Si ayer les hablaba de una secuela que iba en contra de la película madre, hoy hay algo más extraño. Un remake americano de una película austriaca que no se pudo ver en Estados Unidos en su momento por su crudeza, hecho por su mismo director y calcando plano a plano el original. Es de suponer que el veterano Michael Haneke, responsable de algunas de las películas más frías y sórdidas sobre nuestra sociedad rodadas en los últimos tiempos –junto con Von Trier es el gran sociópata del cine contemporáneo-,no querrá una carrera americana a estas alturas de la vida. Será consciente de que su estilo es de difícil encaje en USA. Pero parte de este experimento tal vez tenga que ver con Naomi Watts, la protagonista, que una vez más demuestra que no le hace ascos al cine más arriesgado. Ella es la productora ejecutiva de la cinta. Es de suponer que habrá tenido que hacer valer su estrellato para sacar adelante el proyecto.
Haneke quería que Funny Games, una película nada divertida a pesar del título, se viese en el país de la violencia. La primera versión es de hace once años y era un aldabonazo. Frente a tanta banalización de la crueldad que nos rodea, ofrecía una situación descarnada y nos dábamos cuenta que era terrible. Una familia burguesa era secuestrada en su casa de verano por dos jóvenes psicópatas y sometidos a humillaciones sin cuento. En pocas películas se veían tan claras las consecuencias morales y físicas de una violencia desatada. Además, era un perverso juego que se dirigía al espectador como receptor de esa crudeza, apelando nuestra morbosa responsabilidad. Veíamos que lo que le pasaba a la familia era terrible, pero queríamos saber más. De una forma hitchcockiana se nos ocultaban las muertes y los ataques, que ocurrían fuera de campo, haciéndonos desear quien había sido la víctima. La tensión que lograba el film era insoportable.

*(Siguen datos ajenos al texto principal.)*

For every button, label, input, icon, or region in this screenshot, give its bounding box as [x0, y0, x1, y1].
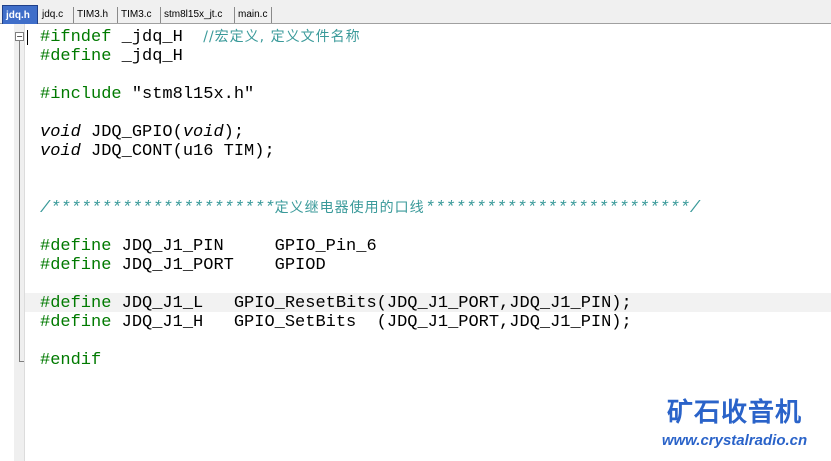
code-line-12: #define JDQ_J1_PIN GPIO_Pin_6 — [40, 237, 377, 256]
fold-end-marker — [19, 361, 24, 362]
block-comment-text: 定义继电器使用的口线 — [274, 200, 425, 216]
tab-tim3-c[interactable]: TIM3.c — [118, 7, 161, 23]
code-line-10: /**********************定义继电器使用的口线*******… — [40, 199, 700, 218]
preprocessor-directive: #define — [40, 237, 112, 256]
watermark-url: www.crystalradio.cn — [661, 432, 808, 449]
function-name: JDQ_GPIO( — [80, 123, 183, 142]
tab-tim3-h[interactable]: TIM3.h — [74, 7, 118, 23]
preprocessor-directive: #define — [40, 47, 112, 66]
site-watermark: 矿石收音机 www.crystalradio.cn — [647, 398, 822, 450]
type-keyword: void — [182, 123, 224, 142]
code-line-13: #define JDQ_J1_PORT GPIOD — [40, 256, 326, 275]
preprocessor-directive: #endif — [40, 351, 102, 370]
code-line-2: #define _jdq_H — [40, 47, 183, 66]
type-keyword: void — [40, 142, 81, 161]
block-comment: /********************** — [40, 199, 275, 218]
block-comment: **************************/ — [424, 199, 701, 218]
tab-main-c[interactable]: main.c — [235, 7, 272, 23]
preprocessor-directive: #ifndef — [40, 28, 112, 47]
macro-definition: JDQ_J1_PORT GPIOD — [111, 256, 326, 275]
code-line-1: #ifndef _jdq_H //宏定义, 定义文件名称 — [40, 28, 361, 47]
tab-stm8l15x-it-c[interactable]: stm8l15x_jt.c — [161, 7, 235, 23]
macro-name: _jdq_H — [111, 47, 183, 66]
code-line-6: void JDQ_GPIO(void); — [40, 123, 244, 142]
text-caret — [27, 30, 28, 45]
punctuation: ); — [223, 123, 245, 142]
tab-jdq-c[interactable]: jdq.c — [39, 7, 74, 23]
file-tab-bar: jdq.h jdq.c TIM3.h TIM3.c stm8l15x_jt.c … — [0, 0, 831, 24]
fold-line — [19, 41, 20, 361]
code-line-7: void JDQ_CONT(u16 TIM); — [40, 142, 275, 161]
preprocessor-directive: #define — [40, 313, 112, 332]
macro-definition: JDQ_J1_PIN GPIO_Pin_6 — [111, 237, 377, 256]
code-line-4: #include "stm8l15x.h" — [40, 85, 254, 104]
line-gutter — [0, 24, 14, 461]
macro-definition: JDQ_J1_L GPIO_ResetBits(JDQ_J1_PORT,JDQ_… — [111, 294, 632, 313]
macro-name: _jdq_H — [111, 28, 204, 47]
preprocessor-directive: #define — [40, 294, 112, 313]
tab-jdq-h[interactable]: jdq.h — [2, 5, 38, 24]
line-comment: //宏定义, 定义文件名称 — [203, 29, 361, 45]
code-line-16: #define JDQ_J1_H GPIO_SetBits (JDQ_J1_PO… — [40, 313, 632, 332]
macro-definition: JDQ_J1_H GPIO_SetBits (JDQ_J1_PORT,JDQ_J… — [111, 313, 632, 332]
type-keyword: void — [40, 123, 81, 142]
fold-toggle-icon[interactable]: − — [15, 32, 24, 41]
code-line-15: #define JDQ_J1_L GPIO_ResetBits(JDQ_J1_P… — [40, 294, 632, 313]
preprocessor-directive: #include — [40, 85, 122, 104]
preprocessor-directive: #define — [40, 256, 112, 275]
function-declaration: JDQ_CONT(u16 TIM); — [80, 142, 275, 161]
watermark-title: 矿石收音机 — [666, 398, 802, 428]
include-path: "stm8l15x.h" — [121, 85, 255, 104]
code-editor[interactable]: − #ifndef _jdq_H //宏定义, 定义文件名称 #define _… — [0, 24, 831, 461]
code-line-18: #endif — [40, 351, 101, 370]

Por desgracia, todo esto sigue vigente once años después y la película no ha perdido actualidad. Lo que ocurre es que una película no se puede fotocopiar como si fuese un cuadro. Más bien es como el teatro. Por mucho que sea el mismo director y el mismo texto, ha tenido que usar otra compañía. Como se ve en el youtube anexo, el decorado americano es más aséptico. Además, esta segunda versión pierde la tensión del original. Algo se escapa por algún sitio. No es fácil repetir un clima tan logrado dos veces.Los dos psicópatas americanos, Michael Pitt y Brady Corbett, son más angelicales que sus precedentes austriacos, y por tanto más inquietantes. Sus ropitas blancas y sus guantes los convierten en maestros de ceremonias y abstracciones del terror. La sospecha más que fundada de que están exterminando a la urbanización donde transcurre la acción se abre paso en nuestras mentes. Son ese mal absoluto que puede caer en nuestros confortables refugios vitales y para el que no estamos preparados. Nuestra sociedad margina la violencia, pero sabe contenerla cuando no llega. No obstante, se echa de menos al psicópata encarnado por Arno Frisch en el primer film, con su cruel socarronería.
Y poco más. Naomi Watts y Tim Roth están excelentes –el actor británico se redime de su pobre papel de El increíble Hulk– y los que no hayan visto la primera versión podrán asombrarse como los que vimos el Funny Games original hace once años. Los que no tengan miedo a los spoilers pueden ver el youtube adjunto y hacer un ejercicio de literatura comparada.